Because of my sales shopping philosophy, January is a great month to browse.  Browse online.  Browse the mall.  Browse Target, especially those end caps.  Stores liquidate their seasonal inventory to make room for spring.  Amazingly, despite the possible snow days ahead, stores are thinking of warm, sunny afternoons with umbrella drinks and freshly grilled hamburgers.  While it’s hard for me to make that leap while I’m still stowing away scarves and mittens, I will see their 50% off, and raise them another 30%–making a total of 80% off in some cases.  When the kids were babies, toddlers, and pre-schoolers, I would buy their clothes a year in advance, taking advantage of that 80% reduction on winter clothes now for winter clothes the next year.  It was awesome—especially in stores like Old Navy where one can stumble upon an “extra 50% off clearance sale.”  Those were (and still are) goldmines. I’ve paid $5 for a wool winter pea coat, .97 (yes, 97 cents!) for a corduroy skirt, and $4 for a complete sweat suit. Those are just a taste of the steals I’ve found, and I’ve walked out of many stores double-fisting shopping bags more times than I can remember.  Now that the kids are a little older, it’s a more difficult to judge their sizes a year in advance, and next to impossible to judge their taste more than a month in advance, so therefore, the job of clothing them for mere pennies has become increasingly more difficult.  But, despite their fickle sizes and tastes, I still have faith in the January Good Deal, and browse in search of that thrilling less expensive purchase. In addition to general liquidation sales, there are specific items to search in January.  All home decorations, linens, electronics, and furniture are discounted, and there are usually other incentives to accompany the sale—no interest credit options, cash back bonuses, or other “limited time offers.”  This is the time to look around the house and decide if there are any simple ways to update, decorate, or accentuate.
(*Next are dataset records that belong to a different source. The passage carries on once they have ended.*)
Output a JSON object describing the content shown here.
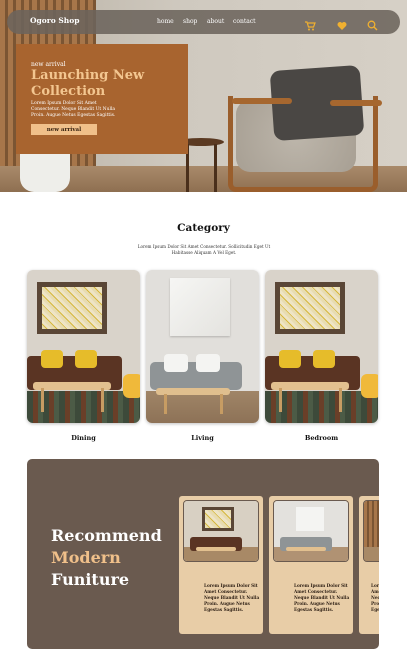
{
  "nav": {
    "brand": "Ogoro Shop",
    "links": [
      "home",
      "shop",
      "about",
      "contact"
    ],
    "icons": [
      "cart-icon",
      "heart-icon",
      "search-icon"
    ]
  },
  "hero": {
    "tag": "new arrival",
    "title": "Launching New Collection",
    "text": "Lorem Ipsum Dolor Sit Amet Consectetur. Neque Blandit Ut Nulla Proin. Augue Netus Egestas Sagittis.",
    "button": "new arrival"
  },
  "category": {
    "title": "Category",
    "subtitle": "Lorem Ipsum Dolor Sit Amet Consectetur. Sollicitudin Eget Ut Habitasse Aliquam A Vel Eget.",
    "items": [
      "Dining",
      "Living",
      "Bedroom"
    ]
  },
  "recommend": {
    "title_line1": "Recommend",
    "title_line2": "Modern",
    "title_line3": "Funiture",
    "cards": [
      {
        "text": "Lorem Ipsum Dolor Sit Amet Consectetur. Neque Blandit Ut Nulla Proin. Augue Netus Egestas Sagittis."
      },
      {
        "text": "Lorem Ipsum Dolor Sit Amet Consectetur. Neque Blandit Ut Nulla Proin. Augue Netus Egestas Sagittis."
      },
      {
        "text": "Lorem Ipsum Dolor Sit Amet Consectetur. Neque Blandit Ut Nulla Proin. Augue Netus Egestas Sagittis."
      }
    ]
  },
  "colors": {
    "brand": "#a8642f",
    "accent": "#f0c08a",
    "dark": "#6a5a4f"
  }
}
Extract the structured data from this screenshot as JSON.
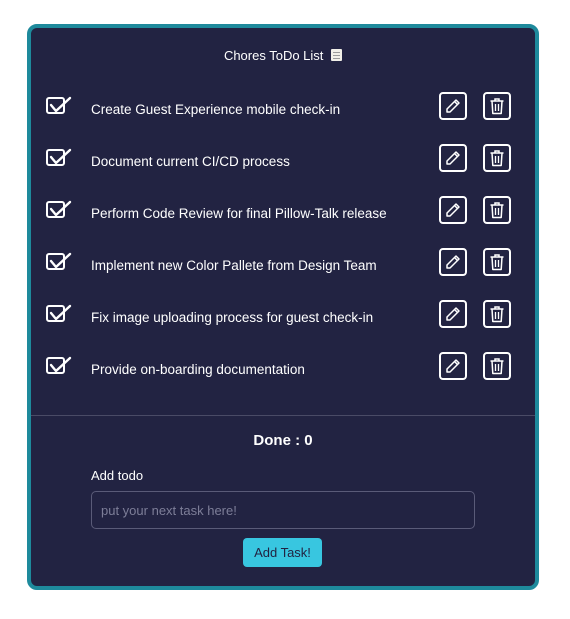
{
  "header": {
    "title": "Chores ToDo List",
    "title_icon": "scroll-icon"
  },
  "todos": [
    {
      "text": "Create Guest Experience mobile check-in",
      "done": false
    },
    {
      "text": "Document current CI/CD process",
      "done": false
    },
    {
      "text": "Perform Code Review for final Pillow-Talk release",
      "done": false
    },
    {
      "text": "Implement new Color Pallete from Design Team",
      "done": false
    },
    {
      "text": "Fix image uploading process for guest check-in",
      "done": false
    },
    {
      "text": "Provide on-boarding documentation",
      "done": false
    }
  ],
  "row_icons": {
    "check": "check-icon",
    "edit": "pencil-icon",
    "delete": "trash-icon"
  },
  "summary": {
    "done_label": "Done : 0"
  },
  "add_form": {
    "label": "Add todo",
    "placeholder": "put your next task here!",
    "value": "",
    "button_label": "Add Task!"
  },
  "colors": {
    "card_bg": "#222342",
    "card_border": "#1e8a9c",
    "accent": "#38c6e0",
    "text": "#ffffff"
  }
}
There is one drawback to shopping in January—most bank accounts are lean due to all the Christmas shopping in December.  This fact hinders most from taking advantage of every deal, but that does not mean we can’t grab a few here and there.  And, just because Christmas falls in December doesn’t mean all the shopping has to occur then.  I have given many Christmas presents bought the day after Christmas the year before (at 75% off!)  My husband might roll his eyes when I brag about my purchase and then complain about where to store said purchase, but I’ve saved money even by spending money!  Who can argue with that?

One final note—the Big City isn’t the only place to find a steal of a deal in January.  Our local merchants are following that same inventory liquidation philosophy, and you might just find an irresistible treasure right here on our small town streets.  All you need to do is take a look around.